The human mind is a strange thing. Both this pair had read Mein Kampf as their holy
book, and had picked out what they wanted from it. They knew that Lanny had also read the
book, and assumed that he would have picked out the same things. But Lanny had noted other
passages, in which the Führer had made it clear that he hadn't the slightest interest in giving
freedom to the workers of other nations or races, but on the contrary was determined to put
them all to work for the benefit of the master race. "Aryan" was merely a fancy word for
German—and for other persons of education and social position who were willing to join with
the Nazis and help them to seize power.
However, Lanny wasn't there to convert two Nazi officials. He permitted Hugo Behr to speak
to him as one comrade to another, and now and then he made notes of something which might
be of interest to the reading public of Britain. Hugo was newer in the movement than
Heinrich, and more naive; he had swallowed the original Nazi program, hook, line, and
sinker; that was the creed, and when you had quoted it, you had settled the point at issue.

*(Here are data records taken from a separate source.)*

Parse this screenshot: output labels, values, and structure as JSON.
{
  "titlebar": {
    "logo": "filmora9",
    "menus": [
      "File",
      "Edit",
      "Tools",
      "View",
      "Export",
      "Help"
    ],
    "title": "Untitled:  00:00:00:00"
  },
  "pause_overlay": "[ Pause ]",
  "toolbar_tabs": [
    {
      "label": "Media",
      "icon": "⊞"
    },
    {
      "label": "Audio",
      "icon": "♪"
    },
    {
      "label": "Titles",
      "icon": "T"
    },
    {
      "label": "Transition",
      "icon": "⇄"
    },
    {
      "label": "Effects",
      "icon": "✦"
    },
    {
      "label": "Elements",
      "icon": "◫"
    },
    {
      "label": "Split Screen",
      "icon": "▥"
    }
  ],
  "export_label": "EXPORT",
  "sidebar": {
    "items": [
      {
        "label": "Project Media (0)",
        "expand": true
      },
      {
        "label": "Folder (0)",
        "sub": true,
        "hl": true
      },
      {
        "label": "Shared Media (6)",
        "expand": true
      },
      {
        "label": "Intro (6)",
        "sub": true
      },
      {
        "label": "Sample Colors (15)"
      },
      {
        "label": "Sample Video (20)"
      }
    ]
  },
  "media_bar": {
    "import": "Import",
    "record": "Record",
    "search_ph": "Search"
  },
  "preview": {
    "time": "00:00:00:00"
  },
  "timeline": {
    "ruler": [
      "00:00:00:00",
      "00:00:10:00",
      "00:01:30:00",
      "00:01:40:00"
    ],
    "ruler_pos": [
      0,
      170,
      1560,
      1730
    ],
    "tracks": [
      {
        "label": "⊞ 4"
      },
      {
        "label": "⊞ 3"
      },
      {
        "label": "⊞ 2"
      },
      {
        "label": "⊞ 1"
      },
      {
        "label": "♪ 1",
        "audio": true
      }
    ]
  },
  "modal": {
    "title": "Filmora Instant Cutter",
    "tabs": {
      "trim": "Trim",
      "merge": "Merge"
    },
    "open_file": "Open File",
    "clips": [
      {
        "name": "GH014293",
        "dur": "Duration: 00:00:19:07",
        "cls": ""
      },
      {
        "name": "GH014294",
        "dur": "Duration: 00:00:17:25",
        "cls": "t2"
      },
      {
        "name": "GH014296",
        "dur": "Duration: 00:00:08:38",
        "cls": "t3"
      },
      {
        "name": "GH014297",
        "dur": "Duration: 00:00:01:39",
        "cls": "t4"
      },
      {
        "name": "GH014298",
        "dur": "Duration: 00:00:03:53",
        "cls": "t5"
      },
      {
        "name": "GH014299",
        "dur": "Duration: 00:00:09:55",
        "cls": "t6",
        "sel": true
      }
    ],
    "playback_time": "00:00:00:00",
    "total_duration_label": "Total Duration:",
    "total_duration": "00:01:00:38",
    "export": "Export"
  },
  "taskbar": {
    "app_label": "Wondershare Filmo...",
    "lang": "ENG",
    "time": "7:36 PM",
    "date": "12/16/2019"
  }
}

Lanny Budd, cynical worldling, product of several decadent cultures, wanted to say: "How can
Hitler be getting funds from von Papen and the other Junkers if he really means to break up
the great landed estates of Prussia? How can he be getting funds from Fritz Thyssen and the
other steel kings if he means to socialize big industry?" But what good would it do? Hugo
doubtless thought that all the party funds came from the pfennigs of the workers; that
banners and brassards, brown shirts and shiny boots, automatic pistols and Budd machine guns
were purchased with the profits of literature sales! Heinrich, perhaps, knew better, but
wouldn't admit it, and Lanny wasn't free to name the sources of his own information. Better
simply to listen, and make careful notes, and let Rick write an article entitled: "England,
Awake!"
II
Right after the elections came a trial in Berlin of three officers charged with having made
Nazi propaganda in the army. It attracted a great deal of public attention, and Adolf Hitler
appeared as a witness and delivered one of his characteristic tirades, declaring that when his
party took power the "November criminals," meaning the men who had established the
Republic, would be judged by a people's tribunal. "Heads will roll in the sand," he said. Such
language shocked the civilized German people, and Johannes Robin took it as a proof of what
he had been saying to Lanny, that all you had to do was to give this fellow rope enough and he
would hang himself. There was a demand from many quarters that Hitler be tried for treason;
but probably the government was of the same opinion as Johannes. Why hang a man who
was so ready to hang himself? The three officers were dismissed from the army, and Adi went
on making his propaganda—in the army as everywhere else.
Lanny invited Hauptmann Emil Meissner to lunch with him, and they talked about these
problems. Kurt's eldest brother, a World War veteran, had the younger's pale blue eyes and
close-cropped straw-colored hair, but not his ardent temperament; he agreed with Lanny that
Kurt had been led astray, and that the Führer was a dangerous fanatic. Emil was loyal to the
existing government; he said that would always be the attitude of the army, and was the
obligation of every officer, no matter how much he might disapprove the policies of the
politicians in control.
"Would you obey the Nazis if they should take power?" inquired the American.
Emil shut his eyes for a moment, as if to hide the painful reaction which such a question
caused in him. "I don't think it is necessary to contemplate that," he said.
Lanny replied: "The present election has made me do it." But he didn't press the point.